Re-Considering Market Development Approaches to Support Nunavut Inuit Priorities in the Seal Market
Keywords:Keywords: Inuit; value chain; sealskin products; market development; local capacity; Canada; European Union; trade ban; provenance; self-determination
Seal hunting is a long-standing cultural practice for Inuit, who have also long participated in the commercial seal market. Inuit were negatively impacted by anti-sealing campaigns that resulted in international trade bans and subsequent market collapses for seal products. To improve market access for Inuit seal products, the Canadian government established the Certification and Market Access Program for Seals (CMAPS) to support export of Inuit seal products in European Union markets. In 2015, the Government of Nunavut became an Attestation Body under the EU Indigenous Communities Exemption, which enables the Government to certify Nunavut seal products for export into EU markets. To date, market development efforts have largely focused on supporting the export market for Nunavut sealskins, while less attention has focused on how such efforts impact the local value chain and meet the needs of Nunavut Inuit involved in the seal market.

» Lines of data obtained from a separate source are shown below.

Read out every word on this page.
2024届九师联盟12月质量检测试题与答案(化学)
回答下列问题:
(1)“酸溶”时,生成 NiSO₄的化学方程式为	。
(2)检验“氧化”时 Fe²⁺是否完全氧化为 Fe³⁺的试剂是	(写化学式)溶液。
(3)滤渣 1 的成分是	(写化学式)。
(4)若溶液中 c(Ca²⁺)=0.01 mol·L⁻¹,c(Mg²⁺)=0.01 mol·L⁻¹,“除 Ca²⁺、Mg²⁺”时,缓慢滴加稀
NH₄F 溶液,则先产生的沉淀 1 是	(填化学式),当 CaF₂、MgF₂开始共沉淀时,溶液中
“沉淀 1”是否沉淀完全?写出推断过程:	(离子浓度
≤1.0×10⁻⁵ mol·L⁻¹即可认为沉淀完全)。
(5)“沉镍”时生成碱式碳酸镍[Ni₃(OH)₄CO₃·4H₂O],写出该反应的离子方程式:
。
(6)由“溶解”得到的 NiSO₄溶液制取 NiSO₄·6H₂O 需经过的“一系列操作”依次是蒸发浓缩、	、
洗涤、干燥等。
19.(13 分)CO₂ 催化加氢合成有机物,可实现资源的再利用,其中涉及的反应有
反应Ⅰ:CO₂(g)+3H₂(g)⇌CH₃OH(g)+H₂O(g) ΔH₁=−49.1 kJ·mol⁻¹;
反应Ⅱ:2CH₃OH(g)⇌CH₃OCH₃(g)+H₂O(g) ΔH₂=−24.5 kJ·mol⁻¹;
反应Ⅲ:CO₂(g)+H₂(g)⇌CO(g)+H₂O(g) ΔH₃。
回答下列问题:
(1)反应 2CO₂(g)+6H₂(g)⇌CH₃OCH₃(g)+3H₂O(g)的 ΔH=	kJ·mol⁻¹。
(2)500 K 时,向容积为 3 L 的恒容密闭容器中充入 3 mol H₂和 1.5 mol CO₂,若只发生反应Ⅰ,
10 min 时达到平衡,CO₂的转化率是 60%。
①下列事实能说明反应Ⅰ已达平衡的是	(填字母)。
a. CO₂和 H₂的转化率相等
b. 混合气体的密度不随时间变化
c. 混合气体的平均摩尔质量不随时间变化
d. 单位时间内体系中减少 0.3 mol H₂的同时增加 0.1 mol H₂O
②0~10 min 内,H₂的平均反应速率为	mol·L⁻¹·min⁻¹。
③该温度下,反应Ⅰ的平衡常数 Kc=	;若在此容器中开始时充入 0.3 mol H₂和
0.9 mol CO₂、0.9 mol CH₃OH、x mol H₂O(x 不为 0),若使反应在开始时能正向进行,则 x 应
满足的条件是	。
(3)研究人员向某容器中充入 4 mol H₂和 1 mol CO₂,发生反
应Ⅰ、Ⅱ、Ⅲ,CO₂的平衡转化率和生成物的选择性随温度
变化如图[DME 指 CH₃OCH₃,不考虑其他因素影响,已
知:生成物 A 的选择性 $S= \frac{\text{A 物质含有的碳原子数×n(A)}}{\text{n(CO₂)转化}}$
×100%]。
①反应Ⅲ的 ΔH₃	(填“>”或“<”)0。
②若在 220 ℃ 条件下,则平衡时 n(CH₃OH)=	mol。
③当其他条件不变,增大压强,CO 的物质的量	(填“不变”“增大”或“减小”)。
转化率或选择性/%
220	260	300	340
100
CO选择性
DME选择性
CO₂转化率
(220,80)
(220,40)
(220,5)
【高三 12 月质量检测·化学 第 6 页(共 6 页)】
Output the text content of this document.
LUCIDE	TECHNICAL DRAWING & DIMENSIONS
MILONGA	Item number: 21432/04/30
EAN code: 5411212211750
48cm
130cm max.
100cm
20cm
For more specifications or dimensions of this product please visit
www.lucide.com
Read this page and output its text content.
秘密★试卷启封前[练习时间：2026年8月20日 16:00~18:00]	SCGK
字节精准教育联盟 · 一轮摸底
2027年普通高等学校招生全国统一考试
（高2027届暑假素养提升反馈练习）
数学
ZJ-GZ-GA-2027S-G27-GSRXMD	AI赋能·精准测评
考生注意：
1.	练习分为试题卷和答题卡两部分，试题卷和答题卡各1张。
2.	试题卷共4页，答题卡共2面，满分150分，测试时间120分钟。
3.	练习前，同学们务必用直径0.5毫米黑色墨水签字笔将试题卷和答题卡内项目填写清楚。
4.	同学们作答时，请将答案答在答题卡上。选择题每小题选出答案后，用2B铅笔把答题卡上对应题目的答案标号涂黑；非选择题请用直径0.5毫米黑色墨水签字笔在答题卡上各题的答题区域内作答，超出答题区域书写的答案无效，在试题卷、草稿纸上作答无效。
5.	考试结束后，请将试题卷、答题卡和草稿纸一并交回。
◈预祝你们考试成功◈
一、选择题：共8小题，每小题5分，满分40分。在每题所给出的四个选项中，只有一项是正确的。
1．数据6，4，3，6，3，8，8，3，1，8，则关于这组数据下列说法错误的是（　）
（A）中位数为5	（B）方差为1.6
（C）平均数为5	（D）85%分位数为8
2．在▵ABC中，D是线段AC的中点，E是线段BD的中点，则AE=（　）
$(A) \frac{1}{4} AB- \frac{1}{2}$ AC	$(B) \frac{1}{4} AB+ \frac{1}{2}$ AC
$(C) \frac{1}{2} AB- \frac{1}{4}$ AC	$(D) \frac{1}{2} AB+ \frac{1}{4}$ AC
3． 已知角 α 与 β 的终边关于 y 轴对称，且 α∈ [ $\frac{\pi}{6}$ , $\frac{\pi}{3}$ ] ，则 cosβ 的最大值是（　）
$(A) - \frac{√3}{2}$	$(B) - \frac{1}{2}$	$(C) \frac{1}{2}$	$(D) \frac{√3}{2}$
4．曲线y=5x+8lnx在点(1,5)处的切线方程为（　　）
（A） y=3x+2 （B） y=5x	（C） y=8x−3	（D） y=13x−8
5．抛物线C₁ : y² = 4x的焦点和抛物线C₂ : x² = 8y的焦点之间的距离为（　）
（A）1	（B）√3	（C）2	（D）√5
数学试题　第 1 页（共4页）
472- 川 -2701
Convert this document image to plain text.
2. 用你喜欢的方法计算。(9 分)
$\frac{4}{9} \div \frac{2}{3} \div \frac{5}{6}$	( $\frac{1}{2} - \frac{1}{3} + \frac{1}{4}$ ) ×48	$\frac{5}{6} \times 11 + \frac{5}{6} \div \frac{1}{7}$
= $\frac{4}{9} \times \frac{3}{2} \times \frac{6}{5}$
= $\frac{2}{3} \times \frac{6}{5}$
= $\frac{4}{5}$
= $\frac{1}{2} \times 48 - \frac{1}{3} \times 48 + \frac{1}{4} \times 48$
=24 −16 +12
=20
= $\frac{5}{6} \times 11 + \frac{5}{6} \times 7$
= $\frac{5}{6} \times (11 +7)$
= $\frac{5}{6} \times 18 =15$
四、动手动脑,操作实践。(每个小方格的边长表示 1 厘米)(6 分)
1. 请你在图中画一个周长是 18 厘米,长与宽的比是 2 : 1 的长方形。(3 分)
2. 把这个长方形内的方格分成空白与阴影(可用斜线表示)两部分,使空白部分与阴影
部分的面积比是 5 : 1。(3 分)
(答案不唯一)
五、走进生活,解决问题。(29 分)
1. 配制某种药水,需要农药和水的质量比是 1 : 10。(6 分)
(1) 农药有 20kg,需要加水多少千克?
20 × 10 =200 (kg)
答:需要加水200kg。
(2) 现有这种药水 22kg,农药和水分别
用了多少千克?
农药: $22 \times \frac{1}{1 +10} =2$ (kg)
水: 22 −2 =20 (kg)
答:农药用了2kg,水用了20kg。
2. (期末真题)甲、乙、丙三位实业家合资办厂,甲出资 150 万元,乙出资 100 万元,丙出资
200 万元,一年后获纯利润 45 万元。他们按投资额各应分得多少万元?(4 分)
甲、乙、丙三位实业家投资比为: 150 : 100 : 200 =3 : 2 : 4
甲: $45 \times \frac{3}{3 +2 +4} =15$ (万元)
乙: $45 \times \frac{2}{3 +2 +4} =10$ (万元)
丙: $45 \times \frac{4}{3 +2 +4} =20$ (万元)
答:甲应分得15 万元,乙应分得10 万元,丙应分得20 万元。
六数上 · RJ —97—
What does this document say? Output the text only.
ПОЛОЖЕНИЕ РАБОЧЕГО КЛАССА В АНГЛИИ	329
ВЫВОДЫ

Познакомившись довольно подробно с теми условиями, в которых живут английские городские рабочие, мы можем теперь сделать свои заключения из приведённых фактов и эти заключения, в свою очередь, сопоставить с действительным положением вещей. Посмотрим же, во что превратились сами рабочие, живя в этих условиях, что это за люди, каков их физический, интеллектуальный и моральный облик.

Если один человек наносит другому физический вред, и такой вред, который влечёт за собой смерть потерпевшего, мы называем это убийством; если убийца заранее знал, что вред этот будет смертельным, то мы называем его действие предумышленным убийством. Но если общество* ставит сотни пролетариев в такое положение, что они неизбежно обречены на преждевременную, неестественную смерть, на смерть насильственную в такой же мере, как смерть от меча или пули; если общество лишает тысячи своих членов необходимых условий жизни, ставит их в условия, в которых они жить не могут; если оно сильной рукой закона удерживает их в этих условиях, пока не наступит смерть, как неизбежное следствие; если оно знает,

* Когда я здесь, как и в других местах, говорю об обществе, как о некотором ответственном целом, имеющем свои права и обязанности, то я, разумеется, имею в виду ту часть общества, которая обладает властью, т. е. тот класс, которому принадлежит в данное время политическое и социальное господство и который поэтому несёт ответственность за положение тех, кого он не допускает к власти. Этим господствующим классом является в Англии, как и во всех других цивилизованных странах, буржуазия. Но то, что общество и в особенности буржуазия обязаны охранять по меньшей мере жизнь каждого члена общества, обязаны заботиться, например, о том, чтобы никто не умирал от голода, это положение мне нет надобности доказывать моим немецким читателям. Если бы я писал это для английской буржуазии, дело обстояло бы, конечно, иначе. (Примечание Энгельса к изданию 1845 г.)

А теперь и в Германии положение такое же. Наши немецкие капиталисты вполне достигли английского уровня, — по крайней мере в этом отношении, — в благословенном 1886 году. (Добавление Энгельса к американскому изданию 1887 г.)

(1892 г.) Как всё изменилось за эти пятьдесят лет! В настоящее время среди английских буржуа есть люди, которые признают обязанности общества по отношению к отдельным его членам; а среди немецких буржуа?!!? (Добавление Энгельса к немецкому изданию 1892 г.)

Focus group discussions with Inuit value chain actors in Iqaluit and Qikiqtarjuaq provide insight into the Nunavut seal value chain and explore perspectives of how government policies and programmes are meeting the needs of Nunavut Inuit. Findings revealed multiple gaps in the local value chain that have gone largely unaddressed due to a priority on export markets over the local value chain. These gaps limit export development opportunities and the ability for the seal market to adequately meet the needs of Nunavut Inuit and Nunavummiut alike. Collectively, this study demonstrates the importance of centralizing Inuit in economic development policies to support local economies and ensure Inuit priorities are met.